My understanding is that the control system should ramp the gas up to full
(or to the appropriate "control" level) over a period of (say) 10 to 30
seconds, presumably because it is taking readings all the time and wants to
make sure everything is working OK. In this case, the gas valve voltage
starts at 11 volts for ignition, and after a few seconds flips straight to
19.8 or something like that faster than an analogue meter can follow. When I
was investigating a previous problem you could see that the ramp wasn't
actually linear, it was a step function going up a few tenths of a volt
every second or so (the numbers might be out by a factor of 3, but that was
the basic shape of the function (as you might expect would be generated by a
digital system).

>
> are you sure that the CH is working correctly
>

Well no, but at least it works. While the DHW doesn't work at all.
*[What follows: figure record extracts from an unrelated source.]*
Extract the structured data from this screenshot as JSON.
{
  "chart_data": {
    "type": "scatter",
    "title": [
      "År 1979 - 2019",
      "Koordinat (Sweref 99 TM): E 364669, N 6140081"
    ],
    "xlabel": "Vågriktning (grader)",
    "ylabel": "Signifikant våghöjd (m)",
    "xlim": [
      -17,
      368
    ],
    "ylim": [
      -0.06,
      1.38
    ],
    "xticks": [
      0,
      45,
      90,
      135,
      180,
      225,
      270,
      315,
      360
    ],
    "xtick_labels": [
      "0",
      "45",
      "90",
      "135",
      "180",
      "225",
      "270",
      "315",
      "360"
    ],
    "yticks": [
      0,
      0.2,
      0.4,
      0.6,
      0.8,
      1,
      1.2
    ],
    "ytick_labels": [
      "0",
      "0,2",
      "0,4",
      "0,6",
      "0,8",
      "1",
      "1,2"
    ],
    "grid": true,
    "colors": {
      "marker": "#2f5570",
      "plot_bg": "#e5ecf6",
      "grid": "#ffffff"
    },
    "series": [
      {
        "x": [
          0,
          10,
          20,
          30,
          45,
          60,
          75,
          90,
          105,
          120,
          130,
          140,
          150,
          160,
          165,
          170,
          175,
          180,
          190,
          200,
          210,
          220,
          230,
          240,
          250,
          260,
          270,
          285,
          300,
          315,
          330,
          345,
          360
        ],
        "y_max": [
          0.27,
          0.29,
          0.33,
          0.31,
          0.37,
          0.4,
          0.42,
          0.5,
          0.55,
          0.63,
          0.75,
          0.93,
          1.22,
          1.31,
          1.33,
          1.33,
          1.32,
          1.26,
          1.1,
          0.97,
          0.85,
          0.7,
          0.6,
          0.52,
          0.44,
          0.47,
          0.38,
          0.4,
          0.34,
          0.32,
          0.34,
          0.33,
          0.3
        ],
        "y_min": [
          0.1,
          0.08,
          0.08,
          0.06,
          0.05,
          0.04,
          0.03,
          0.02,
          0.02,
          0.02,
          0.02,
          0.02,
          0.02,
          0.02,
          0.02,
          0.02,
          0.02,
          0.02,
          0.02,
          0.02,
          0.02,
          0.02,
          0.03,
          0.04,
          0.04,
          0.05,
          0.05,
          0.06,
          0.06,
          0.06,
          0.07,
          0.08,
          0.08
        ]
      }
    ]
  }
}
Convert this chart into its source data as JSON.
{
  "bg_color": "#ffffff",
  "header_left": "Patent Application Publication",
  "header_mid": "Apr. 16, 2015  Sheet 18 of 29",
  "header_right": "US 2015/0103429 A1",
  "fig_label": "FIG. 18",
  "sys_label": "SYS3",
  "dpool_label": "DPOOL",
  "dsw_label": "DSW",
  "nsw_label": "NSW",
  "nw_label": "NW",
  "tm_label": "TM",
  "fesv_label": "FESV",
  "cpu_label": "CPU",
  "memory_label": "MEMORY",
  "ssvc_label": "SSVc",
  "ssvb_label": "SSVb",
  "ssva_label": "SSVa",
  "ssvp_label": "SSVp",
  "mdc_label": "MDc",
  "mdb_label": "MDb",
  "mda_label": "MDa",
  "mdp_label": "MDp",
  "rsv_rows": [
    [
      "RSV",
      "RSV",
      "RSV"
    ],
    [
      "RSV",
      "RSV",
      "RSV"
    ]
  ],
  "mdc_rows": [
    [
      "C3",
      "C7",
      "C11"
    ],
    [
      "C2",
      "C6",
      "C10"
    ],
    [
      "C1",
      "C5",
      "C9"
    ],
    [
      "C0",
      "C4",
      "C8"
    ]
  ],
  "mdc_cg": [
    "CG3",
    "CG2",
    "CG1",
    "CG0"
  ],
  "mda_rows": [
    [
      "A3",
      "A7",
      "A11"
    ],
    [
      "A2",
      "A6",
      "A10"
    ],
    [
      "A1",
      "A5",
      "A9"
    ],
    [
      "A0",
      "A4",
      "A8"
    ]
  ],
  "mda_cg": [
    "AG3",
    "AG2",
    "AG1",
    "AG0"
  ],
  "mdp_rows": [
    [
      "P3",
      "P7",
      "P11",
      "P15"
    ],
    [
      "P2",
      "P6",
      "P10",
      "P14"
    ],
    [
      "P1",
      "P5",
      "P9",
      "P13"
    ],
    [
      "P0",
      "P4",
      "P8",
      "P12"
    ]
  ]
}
> give individual wires on the loom a tug check for elasticity- the
> insulation is crimped as well as the wire, it is easy to miss a broken
> wire

Good point, I will do that check. But I'm almost certain it's worth
by-passing the suspect pair of wires. I'm also slightly suspicious whether
the connectors are gripping the "pins" on the thermistor/NTC and the board
sufficiently: I had a fault before at the thermistor end (on the CH
thermistor).


>
> What is the flow like?, Is the pump working

Well, it's operating the flow switch, and seems to be pumping hot water
round the rads at the normal sort of rate. (I have been tempted to add a
flowmeter to that circuit).

>
> The fact that you've descaled the HE doesn't mean that you don't still
> have a blockage
>

Agreed. But when I can keep the gas alight while running DHW, e.g. after
running the CH for a bit, and leaving it "running", I get a decent flow of
hot water through the DHW. When I had a really blocked secondary HX I was
only getting tepid water, and then the gas modulated down because the
thermistor was sensing high temperature on the primary side.